A report in the Associated Press inferred that the ingredient involved might be heparin. This was based on recall notices issued as press releases on the US Food and Drug Administration's (FDA) website by two companies, American Health Packaging (AHP) and B. Braun Medical, on 20 March and 21 March respectively. The Cambrex announcement was made on 21 March.
But heparin does not appear on the lists of proprietary and generic APIs published by Cambrex on its website. Moreover, the aforementioned notices both relate to the wider recall of contaminated heparin made by Baxter and linked to hundreds of severe adverse events as well as 19 deaths.
The contaminant in question, identified by the FDA as oversulfated chondroitin sulphate, was found in the powdered form of raw heparin purchased by suppliers of Scientific Protein Laboratories (SPL) - which in turn supplies a refined form of the API to Baxter - in China.
In fact, B. Braun's notice specifically refers to finished heparin products based on SPL APIs, while the heparin vials recalled by AHP were manufactured by Baxter and then packaged by AHP into individually labelled bags for use in pharmacy automation equipment.
None of the ingredients mentioned among the more detailed account of drug recalls and field corrections in the FDA's most recent enforcement report (19 March) appear on the Cambrex lists.
The previous FDA report, issued on 12 March, does include the recall by drug delivery specialist Alza of the Duragesic (Fentanyl Transdermal System) patches that have been causing problems for Alza's parent, Johnson & Johnson, as well as generic manufacturers of fentanyl patches.
Cambrex supplies fentanyl, a highly potent narcotic analgesic, as an API, although whether Johnson & Johnson and affected generic companies such as Sandoz and Ranbaxy are among Cambrex's customers is a matter of speculation. The fault in this case was not to do with the API itself but with leakage of fentanyl gel from the drug reservoir due to problems in cutting the patch.
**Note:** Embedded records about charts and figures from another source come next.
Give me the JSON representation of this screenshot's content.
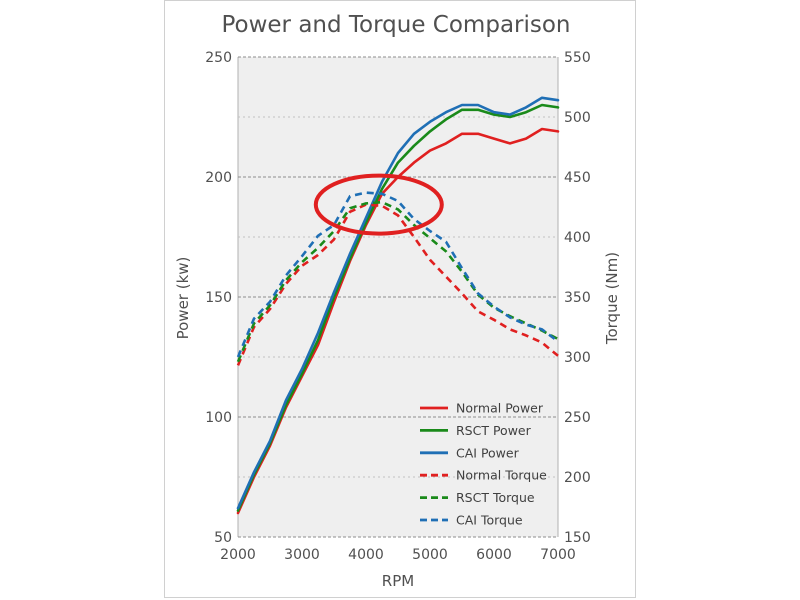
{
  "chart_data": {
    "type": "line",
    "title": "Power and Torque Comparison",
    "xlabel": "RPM",
    "ylabel_left": "Power (kw)",
    "ylabel_right": "Torque (Nm)",
    "xlim": [
      2000,
      7000
    ],
    "ylim_left": [
      50,
      250
    ],
    "ylim_right": [
      150,
      550
    ],
    "x_ticks": [
      "2000",
      "3000",
      "4000",
      "5000",
      "6000",
      "7000"
    ],
    "y_ticks_left": [
      "50",
      "100",
      "150",
      "200",
      "250"
    ],
    "y_ticks_right": [
      "150",
      "200",
      "250",
      "300",
      "350",
      "400",
      "450",
      "500",
      "550"
    ],
    "grid": true,
    "legend_position": "bottom-right",
    "annotation": {
      "type": "ellipse",
      "color": "#e02020",
      "center": {
        "x": 4200,
        "y_torque": 427
      }
    },
    "x": [
      2000,
      2250,
      2500,
      2750,
      3000,
      3250,
      3500,
      3750,
      4000,
      4250,
      4500,
      4750,
      5000,
      5250,
      5500,
      5750,
      6000,
      6250,
      6500,
      6750,
      7000
    ],
    "series": [
      {
        "name": "Normal Power",
        "axis": "left",
        "style": "solid",
        "color": "#e02020",
        "values": [
          60,
          75,
          88,
          104,
          117,
          130,
          148,
          165,
          180,
          193,
          200,
          206,
          211,
          214,
          218,
          218,
          216,
          214,
          216,
          220,
          219
        ]
      },
      {
        "name": "RSCT Power",
        "axis": "left",
        "style": "solid",
        "color": "#1a8a1a",
        "values": [
          61,
          76,
          89,
          105,
          118,
          132,
          150,
          166,
          181,
          195,
          206,
          213,
          219,
          224,
          228,
          228,
          226,
          225,
          227,
          230,
          229
        ]
      },
      {
        "name": "CAI Power",
        "axis": "left",
        "style": "solid",
        "color": "#1f6fb5",
        "values": [
          62,
          77,
          90,
          107,
          120,
          135,
          152,
          168,
          183,
          198,
          210,
          218,
          223,
          227,
          230,
          230,
          227,
          226,
          229,
          233,
          232
        ]
      },
      {
        "name": "Normal Torque",
        "axis": "right",
        "style": "dashed",
        "color": "#e02020",
        "values": [
          293,
          325,
          340,
          361,
          376,
          385,
          398,
          421,
          427,
          426,
          418,
          400,
          381,
          367,
          353,
          338,
          331,
          323,
          318,
          312,
          301
        ]
      },
      {
        "name": "RSCT Torque",
        "axis": "right",
        "style": "dashed",
        "color": "#1a8a1a",
        "values": [
          296,
          328,
          343,
          364,
          379,
          391,
          405,
          424,
          428,
          429,
          423,
          410,
          399,
          388,
          371,
          352,
          341,
          334,
          328,
          322,
          315
        ]
      },
      {
        "name": "CAI Torque",
        "axis": "right",
        "style": "dashed",
        "color": "#1f6fb5",
        "values": [
          300,
          332,
          346,
          368,
          384,
          401,
          410,
          434,
          437,
          436,
          430,
          415,
          405,
          396,
          374,
          353,
          342,
          333,
          327,
          323,
          313
        ]
      }
    ]
  }
}
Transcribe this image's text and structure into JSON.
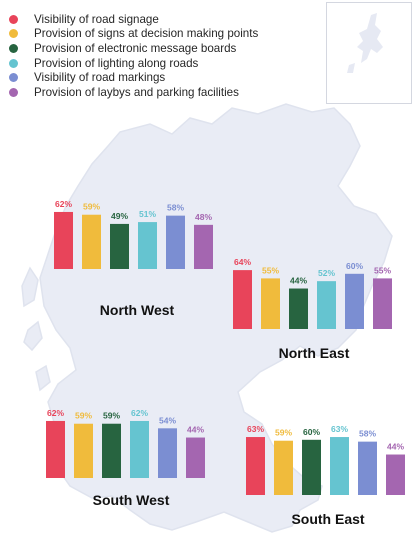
{
  "colors": {
    "map_fill": "#e9ecf5",
    "map_stroke": "#dfe3ee",
    "inset_fill": "#e6e9f3"
  },
  "legend": [
    {
      "label": "Visibility of road signage",
      "color": "#e8445a"
    },
    {
      "label": "Provision of signs at decision making points",
      "color": "#f0bb3c"
    },
    {
      "label": "Provision of electronic message boards",
      "color": "#276440"
    },
    {
      "label": "Provision of lighting along roads",
      "color": "#65c4d0"
    },
    {
      "label": "Visibility of road markings",
      "color": "#7b8ed2"
    },
    {
      "label": "Provision of laybys and parking facilities",
      "color": "#a466b0"
    }
  ],
  "chart_data": [
    {
      "type": "bar",
      "title": "North West",
      "categories": [
        "Visibility of road signage",
        "Provision of signs at decision making points",
        "Provision of electronic message boards",
        "Provision of lighting along roads",
        "Visibility of road markings",
        "Provision of laybys and parking facilities"
      ],
      "values": [
        62,
        59,
        49,
        51,
        58,
        48
      ],
      "labels": [
        "62%",
        "59%",
        "49%",
        "51%",
        "58%",
        "48%"
      ]
    },
    {
      "type": "bar",
      "title": "North East",
      "categories": [
        "Visibility of road signage",
        "Provision of signs at decision making points",
        "Provision of electronic message boards",
        "Provision of lighting along roads",
        "Visibility of road markings",
        "Provision of laybys and parking facilities"
      ],
      "values": [
        64,
        55,
        44,
        52,
        60,
        55
      ],
      "labels": [
        "64%",
        "55%",
        "44%",
        "52%",
        "60%",
        "55%"
      ]
    },
    {
      "type": "bar",
      "title": "South West",
      "categories": [
        "Visibility of road signage",
        "Provision of signs at decision making points",
        "Provision of electronic message boards",
        "Provision of lighting along roads",
        "Visibility of road markings",
        "Provision of laybys and parking facilities"
      ],
      "values": [
        62,
        59,
        59,
        62,
        54,
        44
      ],
      "labels": [
        "62%",
        "59%",
        "59%",
        "62%",
        "54%",
        "44%"
      ]
    },
    {
      "type": "bar",
      "title": "South East",
      "categories": [
        "Visibility of road signage",
        "Provision of signs at decision making points",
        "Provision of electronic message boards",
        "Provision of lighting along roads",
        "Visibility of road markings",
        "Provision of laybys and parking facilities"
      ],
      "values": [
        63,
        59,
        60,
        63,
        58,
        44
      ],
      "labels": [
        "63%",
        "59%",
        "60%",
        "63%",
        "58%",
        "44%"
      ]
    }
  ]
}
For the moment, the financial implications of the product recall by one of Cambrex's API customers remains uncertain. "While this event may materially affect Cambrex's 2008 performance, until the customer has resolved the issue, it is unknown what the impact will be," the company stated.
"The Company will monitor the situation and update its 2008 guidance, if necessary, when it has enough information to do so," Cambrex added.
The company's credibility has been under strain of late following a fire and explosion at its US plant in Charles City, Iowa last October. Cambrex was fined a total of $15,375 over the incident after being found in breach of several safety regulations.
The company has been slimming down its operations over the last year and a half following a period in the financial doldrums, largely blamed on the Biopharma unit that was sold to Swiss contract manufacturer Lonza along with Cambrex's Bioproducts business at the beginning of 2007.
Cambrex reported an operating loss of $6.98m for 2007, compared with an operating profit of $11.8m in the previous year. Net sales rose by 6.6 per cent to $251.2m last year.
The company, which recently completed construction of a new current Good Manufacturing Practice (cGMP) finishing facility for active pharmaceutical ingredients, offers around 70 generic APIs, with a number more under development, and several APIs for proprietary drugs.